Existing social media sentiment time series datasets suffer from limited event coverage, narrow category diversity, and the absence of post-level interaction structures, hindering research on cross-event transferability and the impact of social interactions on collective sentiment dynamics. To address these limitations, this work introduces SURGE, a multi-event benchmark that jointly models calendar-aligned time series, textual content, and social interaction structures across 67 diverse events encompassing over 800,000 posts. Through an automated construction pipeline, multi-granularity alignment, and structure-aware probing models, SURGE enables interaction-aware modeling and controllable evaluation of sentiment dynamics. Experiments reveal strong local persistence in sentiment patterns, limited transferability of current text-augmented models across events, and heightened prediction difficulty during high-interaction periods, offering new directions for future research.

Public events on social media generate large volumes of discussion whose collective dynamics carry direct value for opinion forecasting and crisis response. Capturing how these dynamics evolve across an event's lifecycle requires organizing fragmented posts into event-level time series.

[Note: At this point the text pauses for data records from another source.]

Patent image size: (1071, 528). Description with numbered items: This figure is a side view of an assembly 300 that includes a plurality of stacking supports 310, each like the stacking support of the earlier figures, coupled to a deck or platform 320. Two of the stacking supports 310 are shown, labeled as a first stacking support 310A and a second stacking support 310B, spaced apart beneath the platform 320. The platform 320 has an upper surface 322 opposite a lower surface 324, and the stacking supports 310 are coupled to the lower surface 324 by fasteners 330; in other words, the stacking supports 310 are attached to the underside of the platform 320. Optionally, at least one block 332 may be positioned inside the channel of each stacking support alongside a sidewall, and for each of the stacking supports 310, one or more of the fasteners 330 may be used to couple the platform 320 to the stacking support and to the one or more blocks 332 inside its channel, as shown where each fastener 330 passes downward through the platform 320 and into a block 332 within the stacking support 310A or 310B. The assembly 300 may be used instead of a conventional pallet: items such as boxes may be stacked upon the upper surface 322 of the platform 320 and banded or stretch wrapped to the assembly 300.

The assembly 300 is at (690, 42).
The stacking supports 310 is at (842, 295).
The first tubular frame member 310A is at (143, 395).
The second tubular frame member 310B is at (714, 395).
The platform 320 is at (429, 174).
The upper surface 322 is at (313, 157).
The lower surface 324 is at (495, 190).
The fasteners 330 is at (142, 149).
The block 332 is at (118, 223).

Existing datasets cover only a small number of events within a single category, and typically discard the interaction structure between posts when constructing time series, which restricts both transfer across event types and controlled study of how interactions shape the resulting collective dynamics. We present SURGE, a multi-event social media benchmark that pairs event-level time series with aligned text and interaction structure linking posts within an event. SURGE is built through an automated pipeline that produces calendar-aligned time series at three temporal granularities, covering 67 events and more than 800K posts across five event categories. Each time bin is paired with flat and structured textual views derived from the same selected posts, enabling controlled evaluation of whether social interaction structure affects forecasting behavior. On top of SURGE we define benchmark protocols for numerical-only forecasting, text-augmented forecasting, high-interaction evaluation, and leave-one-category-out generalization. Experiments with representative time-series and multimodal forecasting models reveal three properties of the benchmark: a strong local-persistence regime in which naive baselines remain hard to beat under absolute error, limited transfer of existing text-augmented forecasters to event-driven social-media data, and increased difficulty on reply-dense periods that aggregate metrics tend to obscure. We further include a lightweight structure-aware probe as a reference implementation, illustrating how SURGE can support interaction-aware forecasting research.